O fenómeno do pão caseiro tem vindo a espalhar-se por todo o lado e, nestas modas, as partilhas de uns influenciam a adesão de outros. Alguns destes “padeiros de improviso” seguem receitas antigas, outros aventuram-se em confeções “a olho”, mas Mário não deixa de atribuir relevância ao papel que alguns influencers – produtores de conteúdos digitais cuja autoridade em determinado assunto é reconhecida pelos seus seguidores – têm tido na disseminação da tendência. “Eles [os influencers] experimentam, provam, aprovam o produto e, depois, a forma como o divulgam tem um reflexo importante na procura”, assegura o jovem empresário.
Por outro lado, aponta Mário, “há muitas pessoas que vêm à procura de um produto mais saudável”. “As farinhas moídas em mó de pedra, de forma lenta e artesanal, apresentam características nutricionais diferentes [daquelas que se encontram habitualmente nas grandes superfícies]” e, para muitos, isso é uma condição determinante.
A Fábrica de Moagem de Urbino Grave continua aberta ao público, mas, seja ao balcão ou no escritório, só atende um cliente de cada vez, tendo estipulado uma zona ampla para, em caso de necessidade, servir para uma espera abrigada.

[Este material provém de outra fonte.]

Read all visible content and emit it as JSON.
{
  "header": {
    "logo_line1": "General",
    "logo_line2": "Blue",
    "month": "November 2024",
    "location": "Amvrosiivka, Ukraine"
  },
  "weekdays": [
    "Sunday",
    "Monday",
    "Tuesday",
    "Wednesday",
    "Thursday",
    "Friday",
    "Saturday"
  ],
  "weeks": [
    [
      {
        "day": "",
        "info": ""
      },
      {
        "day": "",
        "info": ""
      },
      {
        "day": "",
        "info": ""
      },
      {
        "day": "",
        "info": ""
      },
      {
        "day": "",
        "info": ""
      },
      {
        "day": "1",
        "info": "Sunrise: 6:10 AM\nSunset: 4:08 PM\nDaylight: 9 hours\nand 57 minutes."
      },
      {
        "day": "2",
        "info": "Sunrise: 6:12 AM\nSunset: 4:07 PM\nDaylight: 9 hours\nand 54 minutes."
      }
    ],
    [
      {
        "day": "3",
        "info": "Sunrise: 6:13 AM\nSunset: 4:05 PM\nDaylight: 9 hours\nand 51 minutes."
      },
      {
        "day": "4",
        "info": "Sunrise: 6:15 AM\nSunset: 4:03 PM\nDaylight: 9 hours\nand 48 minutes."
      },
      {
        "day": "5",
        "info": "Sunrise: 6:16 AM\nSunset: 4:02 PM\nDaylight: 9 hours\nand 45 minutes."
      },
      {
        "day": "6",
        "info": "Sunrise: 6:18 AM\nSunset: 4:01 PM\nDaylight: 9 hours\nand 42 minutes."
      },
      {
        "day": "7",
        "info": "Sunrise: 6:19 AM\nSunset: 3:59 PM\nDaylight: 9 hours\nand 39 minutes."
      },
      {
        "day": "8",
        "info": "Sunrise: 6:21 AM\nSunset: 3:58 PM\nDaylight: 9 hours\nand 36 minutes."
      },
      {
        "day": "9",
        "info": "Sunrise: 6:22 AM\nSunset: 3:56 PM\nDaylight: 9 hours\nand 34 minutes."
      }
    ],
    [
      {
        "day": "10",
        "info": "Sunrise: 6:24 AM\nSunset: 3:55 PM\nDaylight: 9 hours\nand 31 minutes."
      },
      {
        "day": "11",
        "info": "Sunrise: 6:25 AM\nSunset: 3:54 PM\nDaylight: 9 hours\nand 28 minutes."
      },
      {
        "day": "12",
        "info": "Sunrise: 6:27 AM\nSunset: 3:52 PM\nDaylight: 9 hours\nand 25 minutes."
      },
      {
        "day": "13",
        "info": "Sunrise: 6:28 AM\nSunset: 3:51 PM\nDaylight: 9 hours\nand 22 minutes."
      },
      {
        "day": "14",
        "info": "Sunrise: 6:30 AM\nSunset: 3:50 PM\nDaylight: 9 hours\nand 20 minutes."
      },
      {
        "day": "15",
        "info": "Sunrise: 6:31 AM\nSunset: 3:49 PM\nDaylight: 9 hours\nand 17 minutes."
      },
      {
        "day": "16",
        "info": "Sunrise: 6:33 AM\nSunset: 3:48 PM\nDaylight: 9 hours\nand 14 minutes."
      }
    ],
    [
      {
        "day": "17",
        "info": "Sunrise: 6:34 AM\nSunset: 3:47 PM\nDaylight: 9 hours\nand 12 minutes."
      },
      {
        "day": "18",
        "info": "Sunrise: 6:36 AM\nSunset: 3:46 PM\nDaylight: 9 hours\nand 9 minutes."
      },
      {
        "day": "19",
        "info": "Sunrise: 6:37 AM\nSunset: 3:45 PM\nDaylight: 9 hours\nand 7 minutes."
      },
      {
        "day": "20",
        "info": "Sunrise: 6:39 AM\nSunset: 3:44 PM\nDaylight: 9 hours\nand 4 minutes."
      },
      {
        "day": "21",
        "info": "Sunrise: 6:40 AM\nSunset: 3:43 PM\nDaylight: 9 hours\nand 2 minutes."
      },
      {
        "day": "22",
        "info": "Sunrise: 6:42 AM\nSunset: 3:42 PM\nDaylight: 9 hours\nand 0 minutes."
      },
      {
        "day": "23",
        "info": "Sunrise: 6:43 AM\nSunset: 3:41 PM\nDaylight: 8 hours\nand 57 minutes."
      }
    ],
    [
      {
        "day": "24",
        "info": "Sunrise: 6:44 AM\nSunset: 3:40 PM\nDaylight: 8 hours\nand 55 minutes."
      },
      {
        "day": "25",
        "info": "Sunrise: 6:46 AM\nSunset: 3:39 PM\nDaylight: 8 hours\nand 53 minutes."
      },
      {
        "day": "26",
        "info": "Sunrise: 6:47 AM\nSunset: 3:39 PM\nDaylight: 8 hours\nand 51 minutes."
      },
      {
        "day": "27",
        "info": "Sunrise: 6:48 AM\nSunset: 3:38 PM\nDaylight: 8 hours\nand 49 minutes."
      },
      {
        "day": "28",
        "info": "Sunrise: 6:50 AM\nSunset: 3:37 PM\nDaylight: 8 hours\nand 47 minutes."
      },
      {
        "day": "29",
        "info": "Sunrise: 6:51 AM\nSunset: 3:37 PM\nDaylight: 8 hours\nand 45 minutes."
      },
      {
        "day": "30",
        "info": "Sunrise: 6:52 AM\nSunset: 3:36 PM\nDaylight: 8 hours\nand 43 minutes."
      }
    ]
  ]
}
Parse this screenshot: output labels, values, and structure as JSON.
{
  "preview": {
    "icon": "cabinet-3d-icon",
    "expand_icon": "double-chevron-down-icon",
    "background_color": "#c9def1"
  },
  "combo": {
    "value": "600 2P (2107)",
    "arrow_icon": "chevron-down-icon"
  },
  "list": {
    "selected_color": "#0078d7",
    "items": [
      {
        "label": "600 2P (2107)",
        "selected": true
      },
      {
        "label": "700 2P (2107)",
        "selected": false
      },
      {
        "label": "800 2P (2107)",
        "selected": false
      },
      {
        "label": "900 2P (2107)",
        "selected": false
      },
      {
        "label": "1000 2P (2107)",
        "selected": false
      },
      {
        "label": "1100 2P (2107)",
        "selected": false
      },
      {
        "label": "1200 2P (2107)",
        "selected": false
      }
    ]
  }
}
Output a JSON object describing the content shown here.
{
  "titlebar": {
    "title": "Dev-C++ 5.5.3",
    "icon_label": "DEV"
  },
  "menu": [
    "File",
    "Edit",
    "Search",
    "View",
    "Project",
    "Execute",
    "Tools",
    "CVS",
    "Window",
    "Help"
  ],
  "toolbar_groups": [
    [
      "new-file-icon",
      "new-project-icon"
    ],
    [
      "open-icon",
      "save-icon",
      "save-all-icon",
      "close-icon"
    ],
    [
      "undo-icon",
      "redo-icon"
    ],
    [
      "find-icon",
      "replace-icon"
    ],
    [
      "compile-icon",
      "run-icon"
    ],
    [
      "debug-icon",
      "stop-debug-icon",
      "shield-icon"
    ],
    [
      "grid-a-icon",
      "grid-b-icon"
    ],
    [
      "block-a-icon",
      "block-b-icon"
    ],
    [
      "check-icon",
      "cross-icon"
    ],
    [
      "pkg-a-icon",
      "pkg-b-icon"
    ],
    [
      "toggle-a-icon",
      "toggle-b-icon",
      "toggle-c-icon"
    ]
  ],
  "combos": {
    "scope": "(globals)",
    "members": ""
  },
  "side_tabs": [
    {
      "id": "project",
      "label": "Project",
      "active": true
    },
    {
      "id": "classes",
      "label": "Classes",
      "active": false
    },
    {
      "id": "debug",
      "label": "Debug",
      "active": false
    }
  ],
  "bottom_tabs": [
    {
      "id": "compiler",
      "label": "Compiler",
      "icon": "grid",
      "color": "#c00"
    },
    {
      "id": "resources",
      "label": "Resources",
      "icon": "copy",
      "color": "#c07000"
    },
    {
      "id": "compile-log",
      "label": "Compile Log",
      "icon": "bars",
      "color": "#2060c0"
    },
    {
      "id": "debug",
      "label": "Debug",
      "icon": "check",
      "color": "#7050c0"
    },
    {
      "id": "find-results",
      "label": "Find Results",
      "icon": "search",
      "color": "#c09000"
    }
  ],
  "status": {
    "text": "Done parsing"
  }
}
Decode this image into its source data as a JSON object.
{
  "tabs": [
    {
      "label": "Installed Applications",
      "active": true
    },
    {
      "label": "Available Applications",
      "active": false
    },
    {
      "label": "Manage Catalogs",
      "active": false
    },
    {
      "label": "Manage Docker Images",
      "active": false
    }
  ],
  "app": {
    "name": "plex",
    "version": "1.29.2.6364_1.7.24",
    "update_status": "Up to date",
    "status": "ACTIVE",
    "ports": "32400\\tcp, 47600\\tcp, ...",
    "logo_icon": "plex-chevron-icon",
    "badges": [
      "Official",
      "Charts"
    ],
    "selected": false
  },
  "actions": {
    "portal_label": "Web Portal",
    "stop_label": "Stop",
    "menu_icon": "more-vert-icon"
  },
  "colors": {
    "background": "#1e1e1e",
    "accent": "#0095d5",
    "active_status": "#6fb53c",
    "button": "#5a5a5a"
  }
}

Quanto à Moagem Carlos Valente, também mantém atividade, mas à porta fechada. “Pedimos aos clientes para entrarem em contacto connosco, por email ou através das redes, e fazerem a sua encomenda. Nós preparamos tudo e marcamos uma hora para o cliente vir levantar à porta da Moagem, garantindo sempre o mínimo contacto possível”, informa Mário.
No que às encomendas de padarias e pastelarias diz respeito, esta nova tendência de os consumidores fazerem o seu próprio pão ainda não teve um impacto significativo. Pelo que Mário se tem apercebido, “as pessoas continuam a sair à rua para comprar pão” e aquelas que têm optado por amassar e cozer em casa “não o têm feito a um ritmo diário”. No entanto, reconhece Mário, nota-se que “as padarias e pastelarias não estão a produzir nas mesmas quantidades que anteriormente”.
Maria Santos, da Padaria e Pastelaria Galeota, na Gafanha de Aquém, assume uma “ligeira redução na quantidade” de pão produzida, mas diz que o que tem afetado mais o negócio nestes tempos de emergência é “o facto de haver menos clientes à mesa”. “Tem sido muito complicado”, admite.
Também na Padaria e Pastelaria Flor da Gafanha, junto à igreja matriz da Gafanha da Nazaré, “os últimos dias têm sido muito maus”. Lurdes Castelhano lamenta a falta de clientela e estima uma “quebra nas vendas na ordem dos 70%”. “Estávamos habituados às pessoas virem cá lanchar, a passarem por cá depois das missas ou da catequese. Isso tudo acabou”.
Com maiores ou menores dificuldades, as padarias continuam de portas abertas, mas o fenómeno da “pãodemia” não lhes é alheio. Lurdes tem vindo a reparar que os clientes “têm comprado muito fermento para fazer pão em casa”. Na visão de Maria, contudo, este é um fenómeno passageiro, até porque “fazer pão em casa, todos os dias, não é uma opção rentável pelo elevado custo que acarreta. Não compensa. Só a fatura da luz seria uma loucura”.